Amazonian Indigenous peoples use around 270 plant-based items in daily cooking and eat about 30 insect species — “the food of the future,” according to WRI.

The study analyzed just 13 of these primary products, such as açaí, cacao and honey, and concluded that even this small share of potential goods could grow the bioeconomy’s GDP by at least 38.5 billion reais ($8 billion) per year.

“The bioeconomy remains undersized when comparing its current impact and future potential,” the study found. “[It] should be much bigger.”

The Chico Mendes Extractive Reserve in the state of Acre. This conservation unit allows local communities to harvest and collect products such as rubber and nuts while preserving the rainforest. Image © Marizilda Cruppe/Greenpeace.

A pioneer in the bioeconomy

The bioeconomy across the Amazon is currently unequal, said Feltran-Barbieri. “Some states are moving towards a new economy, especially those that already have the restoration and bioeconomy program,” he said. “Others are moving in the opposite direction.”

Pará is trailblazing in the Amazon’s bioeconomy development, according to Feltran-Barbieri, having created a strategy to make the state carbon-neutral for land use and forests within 15 years by investing in the bioeconomic supply chain, credit lines and education in environmental services.

“Pará will transform from being the state with the highest carbon emissions in Brazil — due, largely, to land use changes and deforestation — to being at the vanguard of a new bioeconomy, where forests and biodiversity are a source of income, social inclusion and climate change mitigation,” according to a state government statement.

Pará is already seeing results from its strategy, including a 49% drop in greenhouse gas emissions in the first half of this year compared with the same period the year before.

The states of Amazonas and Rondônia are moving in the other direction, Feltran-Barbieri said, both of which have soaring levels of deforestation, striking social inequality and no clear plan for developing a bioeconomy. “Rondônia state is the worst; it is getting poorer every year with no sanitation,” he added.

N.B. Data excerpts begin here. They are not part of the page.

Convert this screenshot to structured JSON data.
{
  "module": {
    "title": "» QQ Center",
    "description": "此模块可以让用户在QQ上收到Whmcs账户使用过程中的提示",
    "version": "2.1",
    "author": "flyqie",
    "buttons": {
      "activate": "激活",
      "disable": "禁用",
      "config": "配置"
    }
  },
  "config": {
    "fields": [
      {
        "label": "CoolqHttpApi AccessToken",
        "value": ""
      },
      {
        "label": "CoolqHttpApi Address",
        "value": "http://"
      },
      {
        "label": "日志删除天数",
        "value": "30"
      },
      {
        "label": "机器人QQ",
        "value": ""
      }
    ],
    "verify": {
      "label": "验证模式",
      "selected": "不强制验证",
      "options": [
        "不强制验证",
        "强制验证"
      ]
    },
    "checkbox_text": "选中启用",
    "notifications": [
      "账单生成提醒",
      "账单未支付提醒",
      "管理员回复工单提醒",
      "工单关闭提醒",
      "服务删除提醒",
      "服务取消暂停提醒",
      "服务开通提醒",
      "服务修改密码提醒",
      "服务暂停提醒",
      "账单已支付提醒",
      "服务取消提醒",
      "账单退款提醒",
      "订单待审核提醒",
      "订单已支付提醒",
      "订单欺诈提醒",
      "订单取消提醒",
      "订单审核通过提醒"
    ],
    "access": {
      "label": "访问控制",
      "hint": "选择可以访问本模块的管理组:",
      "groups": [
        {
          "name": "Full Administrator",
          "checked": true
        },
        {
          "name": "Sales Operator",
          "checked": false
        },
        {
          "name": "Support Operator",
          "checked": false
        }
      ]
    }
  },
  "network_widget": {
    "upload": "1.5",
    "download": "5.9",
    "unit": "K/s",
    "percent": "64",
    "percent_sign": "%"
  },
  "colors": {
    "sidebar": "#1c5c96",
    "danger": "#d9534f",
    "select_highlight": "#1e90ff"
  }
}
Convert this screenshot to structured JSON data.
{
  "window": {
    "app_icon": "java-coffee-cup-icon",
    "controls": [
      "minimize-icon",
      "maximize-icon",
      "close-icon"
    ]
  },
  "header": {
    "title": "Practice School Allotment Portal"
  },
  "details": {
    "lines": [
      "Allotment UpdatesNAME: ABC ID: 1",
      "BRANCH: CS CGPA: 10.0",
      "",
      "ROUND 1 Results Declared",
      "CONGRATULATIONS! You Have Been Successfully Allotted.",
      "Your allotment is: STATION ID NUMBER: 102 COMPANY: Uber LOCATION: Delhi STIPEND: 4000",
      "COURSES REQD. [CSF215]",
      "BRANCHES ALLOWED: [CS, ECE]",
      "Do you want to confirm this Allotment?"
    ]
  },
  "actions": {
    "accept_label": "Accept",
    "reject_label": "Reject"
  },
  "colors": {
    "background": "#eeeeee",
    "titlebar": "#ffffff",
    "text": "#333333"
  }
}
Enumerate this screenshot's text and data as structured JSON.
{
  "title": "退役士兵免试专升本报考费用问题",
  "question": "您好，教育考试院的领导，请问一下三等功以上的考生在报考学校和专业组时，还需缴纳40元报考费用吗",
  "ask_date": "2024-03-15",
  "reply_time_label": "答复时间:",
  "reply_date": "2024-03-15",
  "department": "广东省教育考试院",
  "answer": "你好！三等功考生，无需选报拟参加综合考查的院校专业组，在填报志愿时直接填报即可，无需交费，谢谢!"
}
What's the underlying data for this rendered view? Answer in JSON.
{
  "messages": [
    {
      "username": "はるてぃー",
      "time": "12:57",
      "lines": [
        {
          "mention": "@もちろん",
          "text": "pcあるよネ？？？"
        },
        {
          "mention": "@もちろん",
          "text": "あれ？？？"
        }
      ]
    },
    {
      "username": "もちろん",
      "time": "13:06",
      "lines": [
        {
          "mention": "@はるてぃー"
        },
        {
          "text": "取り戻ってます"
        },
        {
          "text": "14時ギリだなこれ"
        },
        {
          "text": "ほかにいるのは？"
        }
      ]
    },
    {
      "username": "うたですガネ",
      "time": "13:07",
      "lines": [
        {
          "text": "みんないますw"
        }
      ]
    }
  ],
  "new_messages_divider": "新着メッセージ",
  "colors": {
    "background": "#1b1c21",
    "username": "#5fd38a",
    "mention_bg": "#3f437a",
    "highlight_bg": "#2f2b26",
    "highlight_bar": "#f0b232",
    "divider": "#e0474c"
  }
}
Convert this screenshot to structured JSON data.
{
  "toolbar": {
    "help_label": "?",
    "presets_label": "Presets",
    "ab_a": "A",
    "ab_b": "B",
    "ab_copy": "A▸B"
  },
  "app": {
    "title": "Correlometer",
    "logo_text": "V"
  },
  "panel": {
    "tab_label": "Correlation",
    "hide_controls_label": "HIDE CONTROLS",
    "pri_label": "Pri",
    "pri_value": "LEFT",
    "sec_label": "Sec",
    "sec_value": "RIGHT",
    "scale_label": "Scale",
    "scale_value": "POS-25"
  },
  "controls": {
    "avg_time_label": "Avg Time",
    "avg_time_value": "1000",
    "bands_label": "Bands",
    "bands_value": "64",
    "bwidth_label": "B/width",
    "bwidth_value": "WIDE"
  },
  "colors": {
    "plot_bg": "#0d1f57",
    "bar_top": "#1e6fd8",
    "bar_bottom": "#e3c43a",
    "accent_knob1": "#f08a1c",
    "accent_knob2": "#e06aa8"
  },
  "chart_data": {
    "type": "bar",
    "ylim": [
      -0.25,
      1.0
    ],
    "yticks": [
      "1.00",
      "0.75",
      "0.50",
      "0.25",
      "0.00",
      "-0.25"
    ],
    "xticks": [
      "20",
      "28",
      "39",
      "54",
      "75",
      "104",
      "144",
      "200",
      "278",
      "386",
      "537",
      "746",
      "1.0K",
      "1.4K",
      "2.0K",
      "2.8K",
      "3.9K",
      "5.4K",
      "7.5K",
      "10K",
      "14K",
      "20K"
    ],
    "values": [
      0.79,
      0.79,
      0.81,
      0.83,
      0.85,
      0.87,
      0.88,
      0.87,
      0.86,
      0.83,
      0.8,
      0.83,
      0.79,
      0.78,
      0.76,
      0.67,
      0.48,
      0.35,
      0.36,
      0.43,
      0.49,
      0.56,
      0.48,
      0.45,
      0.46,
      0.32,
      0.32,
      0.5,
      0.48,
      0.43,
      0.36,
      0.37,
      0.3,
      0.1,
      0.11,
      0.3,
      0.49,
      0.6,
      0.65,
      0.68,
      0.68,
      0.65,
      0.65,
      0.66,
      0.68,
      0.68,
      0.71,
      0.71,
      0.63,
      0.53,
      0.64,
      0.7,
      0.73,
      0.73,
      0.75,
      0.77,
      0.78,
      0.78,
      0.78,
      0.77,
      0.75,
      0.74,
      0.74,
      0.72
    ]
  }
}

The secretary of environment and sustainability of Pará, Mauro O’ de Almeida, discusses the Pará State Bioeconomy Plan, the first of its kind in Brazil, during the Pan-Amazon Bioeconomy Conference held in June in Belém. Image © Emanoelle Cecim/Ascom Semas.

An optimistic outlook

It will cost Brazil more than 2.6 trillion reais ($541 billion) from now to 2050 to implement a new economic model in the Amazon, on top of the 3.4 trillion reais ($707 billion) to continue as normal. This additional investment would be “less than half of the costs of not promoting the transition,” warned the study authors.

Despite the challenges, moving toward a new development model in the Amazon is highly achievable, experts say.  “I think the world is ready to rally to the cause of a new bioeconomy for the Amazon. I believe that investment and social funding will flow to Brazil,” Jeffrey Sachs, U.S. economist, told Brazilian news outlet Valor International — Globo.

Some experts say this could be as soon as half a decade from now. “It’ll take 5-10 years for this new economy to reach a sustainable stage,” Carlos Nobre, a climate change expert and forest researcher, told Mongabay by phone. “I’m very optimistic that these investments will really motivate millions of people in the Amazon to move towards this new economy of a standing forest.”